Canadian historian of the Canadian North (born 1942)

William Robert Morrison (born January 26, 1942) is a Canadian historian of the Canadian North.

Born in Hamilton, Ontario, Morrison received a Bachelor of Arts (history) degree from McMaster University in 1963 and a Master of Arts (history) from the same university the following year. He studied under Morris Zaslow, the senior northern historian in the country at the time, at the University of Western Ontario, receiving his PhD in 1973. His thesis was entitled, "The Mounted Police on Canada's Northern Frontier, 1895 - 1924."

After a short stint with the National Historic Sites Service in Ottawa, Morrison was hired at Brandon University in 1969, remaining there until 1989. He subsequently become professor of history and director of the Lakehead Centre for Northern Studies (1989–1992), founding dean of research and graduate studies at the University of Northern British Columbia (1992–1997) and professor of history, UNBC, retiring in 2010 as professor emeritus. He served as a visiting professor at the University of Victoria in 1988–1989 and distinguished visiting professor at Duke University in 2001 and 2002. Morrison also served on the board of directors of the Canadian Institute for Historical Microreproductions (and as president from 1999 to 2001), on the executive committee for the Association of Canadian Universities for Northern Studies and chair, Northern History Group of the Canadian Historical Association.

Morrison received an honorary degree (Doctor of Literature) from Brandon University in 2007.

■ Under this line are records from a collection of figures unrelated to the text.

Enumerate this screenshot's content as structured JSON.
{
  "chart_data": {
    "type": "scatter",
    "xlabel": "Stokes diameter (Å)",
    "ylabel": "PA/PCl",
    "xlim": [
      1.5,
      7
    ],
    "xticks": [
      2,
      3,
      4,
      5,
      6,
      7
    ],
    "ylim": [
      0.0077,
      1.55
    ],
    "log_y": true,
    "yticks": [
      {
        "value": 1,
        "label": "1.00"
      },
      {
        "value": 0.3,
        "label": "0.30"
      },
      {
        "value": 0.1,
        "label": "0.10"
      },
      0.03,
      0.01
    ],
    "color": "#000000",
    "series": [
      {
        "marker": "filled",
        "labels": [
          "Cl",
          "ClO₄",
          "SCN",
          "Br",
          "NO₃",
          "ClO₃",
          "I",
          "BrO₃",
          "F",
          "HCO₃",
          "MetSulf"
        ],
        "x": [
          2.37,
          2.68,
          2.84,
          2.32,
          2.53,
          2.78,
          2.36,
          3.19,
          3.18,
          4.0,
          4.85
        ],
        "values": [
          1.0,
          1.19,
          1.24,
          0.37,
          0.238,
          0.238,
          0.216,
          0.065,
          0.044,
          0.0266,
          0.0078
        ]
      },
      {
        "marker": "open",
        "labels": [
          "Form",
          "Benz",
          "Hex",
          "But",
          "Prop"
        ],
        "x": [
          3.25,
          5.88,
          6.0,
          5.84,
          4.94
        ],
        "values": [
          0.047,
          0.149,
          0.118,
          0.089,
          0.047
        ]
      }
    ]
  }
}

Morrison has authored or co-authored 8 books and edited or co-edited 5 books. Among his best known works are True North: The Yukon and Northwest Territories (Oxford, 1998), The Alaska Highway in World War II (University of Oklahoma Press, 1992), The Sinking of the Princess Sophia: Taking the North Down With Her (Oxford, 1991), Land of the Midnight Sun: A History of the Yukon revised edition (McGill-Queen's University Press, 2005), and Showing the Flag, The Mounted Police and Canadian Sovereignty in the North, 1894 – 1925 (UBC Press, 1985).